Smile character updates

Friday, September 11, 2009

In response to occasional queries regarding the whereabouts and well-being of several of the more notable figures who traipse through the pages of Smile When You’re Lying — and to confirm to at least two e-mailers that, yes, these people do in fact exist — the last days of this Smile-flavored website feel like the time to offer a quick update. (In a month or two this site should undergo a makeover to more effectively coerce you into buying copies of To Hellholes and Back: Bribes, Lies and the Art of Extreme Tourism, on sale December 8, with an excerpt running in Penthouse in January 2010.)

Robert Glasser

I spent most of this past July and August in Hong Kong and during this period in the East was able to convince Robert Glasser to undertake his first trip outside of Japan in six years. The co-star of chapter four obligingly flew over from his sprawling Kyushu estate for a weekend to show me Old Hong Kong in the grand Glasser manner.

We kicked off at Hutong restaurant in Kowloon. On the 28th floor of a skyscraper overlooking Victoria Harbour, Hutong is famed for what my friend Brian Brink would not hesitate to call its panty-dropper view of the Hong Kong skyline at night. As this was our first meeting since the publication of Smile When You’re Lying, I graciously picked up the tab by way of thanking Glasser for allowing me to ransack his reputation and former anonymity in the service my own greater literary glory.

Few things in this world go together better than overpriced Chinese food, lots of very cold white wine and the free-form musings of Glasser. His rambling memory of the purchase of a pair of cashmere socks in Hong Kong circa 1987 formed the basis of a running theme in the evening’s conversation. (Hard-earned wisdom: cashmere socks, high-maintenance women and electric dryers are a recipe for disaster.) I flinched, but not too badly, when the $350 check arrived.

This would have made for a fine once-a-year splurge had I not allowed Glasser to choose the venue for the following day’s happy hour.

“Martinis at the Mandarin?” he suggested in the way you or I might float the idea of the Taco Bell drive-thru.

A-hundred-and-twenty dollars later we departed the Mandarin-Oriental’s august lobby drinking chamber.

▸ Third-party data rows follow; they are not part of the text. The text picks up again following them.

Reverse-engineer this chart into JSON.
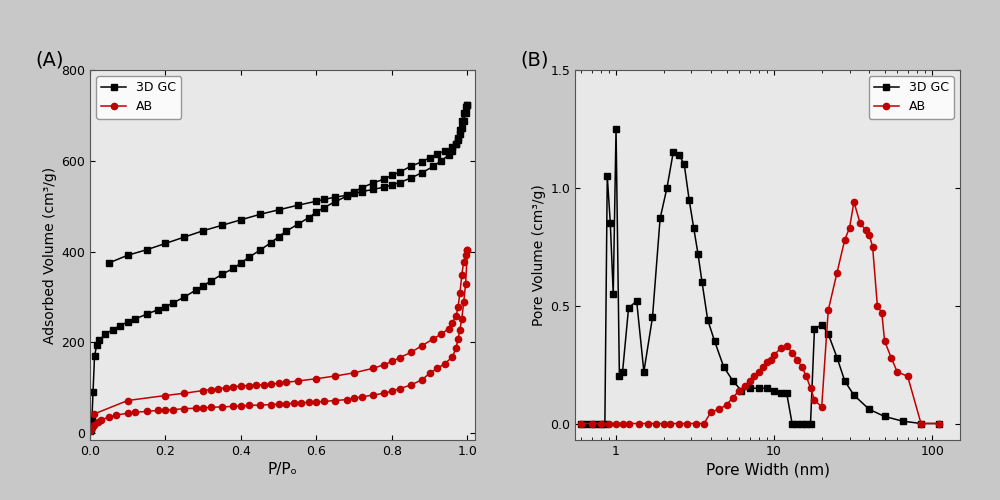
{
  "panel_A_label": "(A)",
  "panel_B_label": "(B)",
  "xlabel_A": "P/Pₒ",
  "ylabel_A": "Adsorbed Volume (cm³/g)",
  "xlabel_B": "Pore Width (nm)",
  "ylabel_B": "Pore Volume (cm³/g)",
  "legend_3DGC": "3D GC",
  "legend_AB": "AB",
  "color_3DGC": "#000000",
  "color_AB": "#c00000",
  "bg_color": "#c8c8c8",
  "axes_bg": "#e8e8e8",
  "ylim_A": [
    -15,
    800
  ],
  "xlim_A": [
    0.0,
    1.02
  ],
  "ylim_B": [
    -0.07,
    1.5
  ],
  "xlim_B_log": [
    0.55,
    150
  ],
  "GC_adsorption_x": [
    0.001,
    0.003,
    0.005,
    0.008,
    0.012,
    0.018,
    0.025,
    0.04,
    0.06,
    0.08,
    0.1,
    0.12,
    0.15,
    0.18,
    0.2,
    0.22,
    0.25,
    0.28,
    0.3,
    0.32,
    0.35,
    0.38,
    0.4,
    0.42,
    0.45,
    0.48,
    0.5,
    0.52,
    0.55,
    0.58,
    0.6,
    0.62,
    0.65,
    0.68,
    0.7,
    0.72,
    0.75,
    0.78,
    0.8,
    0.82,
    0.85,
    0.88,
    0.9,
    0.92,
    0.94,
    0.96,
    0.97,
    0.975,
    0.98,
    0.985,
    0.99,
    0.995,
    1.0
  ],
  "GC_adsorption_y": [
    5,
    10,
    30,
    90,
    170,
    195,
    205,
    218,
    228,
    237,
    245,
    252,
    262,
    272,
    278,
    287,
    300,
    315,
    325,
    335,
    350,
    363,
    375,
    387,
    403,
    420,
    433,
    445,
    460,
    475,
    487,
    497,
    510,
    522,
    532,
    541,
    551,
    560,
    568,
    575,
    588,
    598,
    607,
    615,
    622,
    630,
    636,
    645,
    658,
    672,
    688,
    706,
    722
  ],
  "GC_desorption_x": [
    1.0,
    0.995,
    0.99,
    0.985,
    0.98,
    0.975,
    0.97,
    0.96,
    0.95,
    0.93,
    0.91,
    0.88,
    0.85,
    0.82,
    0.8,
    0.78,
    0.75,
    0.72,
    0.7,
    0.68,
    0.65,
    0.62,
    0.6,
    0.55,
    0.5,
    0.45,
    0.4,
    0.35,
    0.3,
    0.25,
    0.2,
    0.15,
    0.1,
    0.05
  ],
  "GC_desorption_y": [
    722,
    718,
    705,
    688,
    668,
    650,
    638,
    622,
    612,
    600,
    588,
    574,
    562,
    552,
    547,
    542,
    537,
    532,
    528,
    524,
    520,
    515,
    511,
    502,
    492,
    482,
    470,
    458,
    446,
    432,
    418,
    404,
    392,
    375
  ],
  "AB_adsorption_x": [
    0.001,
    0.005,
    0.01,
    0.02,
    0.03,
    0.05,
    0.07,
    0.1,
    0.12,
    0.15,
    0.18,
    0.2,
    0.22,
    0.25,
    0.28,
    0.3,
    0.32,
    0.35,
    0.38,
    0.4,
    0.42,
    0.45,
    0.48,
    0.5,
    0.52,
    0.54,
    0.56,
    0.58,
    0.6,
    0.62,
    0.65,
    0.68,
    0.7,
    0.72,
    0.75,
    0.78,
    0.8,
    0.82,
    0.85,
    0.88,
    0.9,
    0.92,
    0.94,
    0.96,
    0.97,
    0.975,
    0.98,
    0.985,
    0.99,
    0.995,
    1.0
  ],
  "AB_adsorption_y": [
    5,
    12,
    18,
    25,
    30,
    35,
    40,
    44,
    46,
    48,
    50,
    51,
    52,
    54,
    55,
    56,
    57,
    58,
    59,
    60,
    61,
    62,
    63,
    64,
    65,
    66,
    67,
    68,
    69,
    70,
    72,
    74,
    77,
    80,
    84,
    88,
    93,
    98,
    106,
    118,
    132,
    143,
    153,
    168,
    188,
    208,
    228,
    252,
    288,
    328,
    403
  ],
  "AB_desorption_x": [
    1.0,
    0.995,
    0.99,
    0.985,
    0.98,
    0.975,
    0.97,
    0.96,
    0.95,
    0.93,
    0.91,
    0.88,
    0.85,
    0.82,
    0.8,
    0.78,
    0.75,
    0.7,
    0.65,
    0.6,
    0.55,
    0.52,
    0.5,
    0.48,
    0.46,
    0.44,
    0.42,
    0.4,
    0.38,
    0.36,
    0.34,
    0.32,
    0.3,
    0.25,
    0.2,
    0.1,
    0.01
  ],
  "AB_desorption_y": [
    403,
    392,
    378,
    348,
    308,
    278,
    258,
    243,
    230,
    218,
    208,
    193,
    178,
    166,
    158,
    151,
    143,
    133,
    126,
    120,
    115,
    112,
    110,
    108,
    107,
    106,
    105,
    104,
    102,
    100,
    98,
    96,
    94,
    88,
    83,
    72,
    42
  ],
  "GC_pore_x": [
    0.6,
    0.65,
    0.7,
    0.75,
    0.8,
    0.85,
    0.88,
    0.92,
    0.96,
    1.0,
    1.05,
    1.1,
    1.2,
    1.35,
    1.5,
    1.7,
    1.9,
    2.1,
    2.3,
    2.5,
    2.7,
    2.9,
    3.1,
    3.3,
    3.5,
    3.8,
    4.2,
    4.8,
    5.5,
    6.2,
    7.0,
    8.0,
    9.0,
    10.0,
    11.0,
    12.0,
    13.0,
    14.0,
    15.0,
    16.0,
    17.0,
    18.0,
    20.0,
    22.0,
    25.0,
    28.0,
    32.0,
    40.0,
    50.0,
    65.0,
    85.0,
    110.0
  ],
  "GC_pore_y": [
    0.0,
    0.0,
    0.0,
    0.0,
    0.0,
    0.0,
    1.05,
    0.85,
    0.55,
    1.25,
    0.2,
    0.22,
    0.49,
    0.52,
    0.22,
    0.45,
    0.87,
    1.0,
    1.15,
    1.14,
    1.1,
    0.95,
    0.83,
    0.72,
    0.6,
    0.44,
    0.35,
    0.24,
    0.18,
    0.14,
    0.15,
    0.15,
    0.15,
    0.14,
    0.13,
    0.13,
    0.0,
    0.0,
    0.0,
    0.0,
    0.0,
    0.4,
    0.42,
    0.38,
    0.28,
    0.18,
    0.12,
    0.06,
    0.03,
    0.01,
    0.0,
    0.0
  ],
  "AB_pore_x": [
    0.6,
    0.7,
    0.8,
    0.9,
    1.0,
    1.1,
    1.2,
    1.4,
    1.6,
    1.8,
    2.0,
    2.2,
    2.5,
    2.8,
    3.2,
    3.6,
    4.0,
    4.5,
    5.0,
    5.5,
    6.0,
    6.5,
    7.0,
    7.5,
    8.0,
    8.5,
    9.0,
    9.5,
    10.0,
    11.0,
    12.0,
    13.0,
    14.0,
    15.0,
    16.0,
    17.0,
    18.0,
    20.0,
    22.0,
    25.0,
    28.0,
    30.0,
    32.0,
    35.0,
    38.0,
    40.0,
    42.0,
    45.0,
    48.0,
    50.0,
    55.0,
    60.0,
    70.0,
    85.0,
    110.0
  ],
  "AB_pore_y": [
    0.0,
    0.0,
    0.0,
    0.0,
    0.0,
    0.0,
    0.0,
    0.0,
    0.0,
    0.0,
    0.0,
    0.0,
    0.0,
    0.0,
    0.0,
    0.0,
    0.05,
    0.06,
    0.08,
    0.11,
    0.14,
    0.16,
    0.18,
    0.2,
    0.22,
    0.24,
    0.26,
    0.27,
    0.29,
    0.32,
    0.33,
    0.3,
    0.27,
    0.24,
    0.2,
    0.15,
    0.1,
    0.07,
    0.48,
    0.64,
    0.78,
    0.83,
    0.94,
    0.85,
    0.82,
    0.8,
    0.75,
    0.5,
    0.47,
    0.35,
    0.28,
    0.22,
    0.2,
    0.0,
    0.0
  ]
}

And so it went. I wasn’t necessarily glad to see Glasser return to Japan — but I was able to finance pens and porridge for the rest of the month. Just.

Shanghai Bob

Despite torrid negotiations, chapter-four co-star Shanghai Bob and I were unable to reconcile conflicting schedules and so missed seeing each other in Southeast Asia. Bob is recently back in Thailand after a sabbatical in the Indian Ocean — I’m not allowed to say exactly where, for Shanghai Bob reasons best left shrouded in mystery. We have, however, vowed to get together when I’m back in Hong Kong for seven weeks this fall. For those disappointed by the lack of fresh Bob news, I can reveal that the illustrious Bobster makes a notable appearance in To Hellholes and Back, in Mexico City, of all places.

Randy

Buddy Randy, from chapter two, continues to live the man’s man existence in Alaska. Returning stateside from the densely packed cubicle realm of Hong Kong I headed with Randy directly to the nearly people-free realm of the unorganized territories of the Yukon.

I’m not being disrespectful, that’s what they call the area where we put in for a 192-mile, six-day canoe paddle down the Teslin and Yukon Rivers. (And by the way, how kickass is a territory with a Malamute standing atop its coat of arms? Love the Yukon.) On the trip we encountered moose, bear, fox, elk, Germans, even a gray wolf from close range, a rare sight in the wild, assuming you aren’t sitting next to Sarah Palin in a helicopter with .270 Remington on your lap.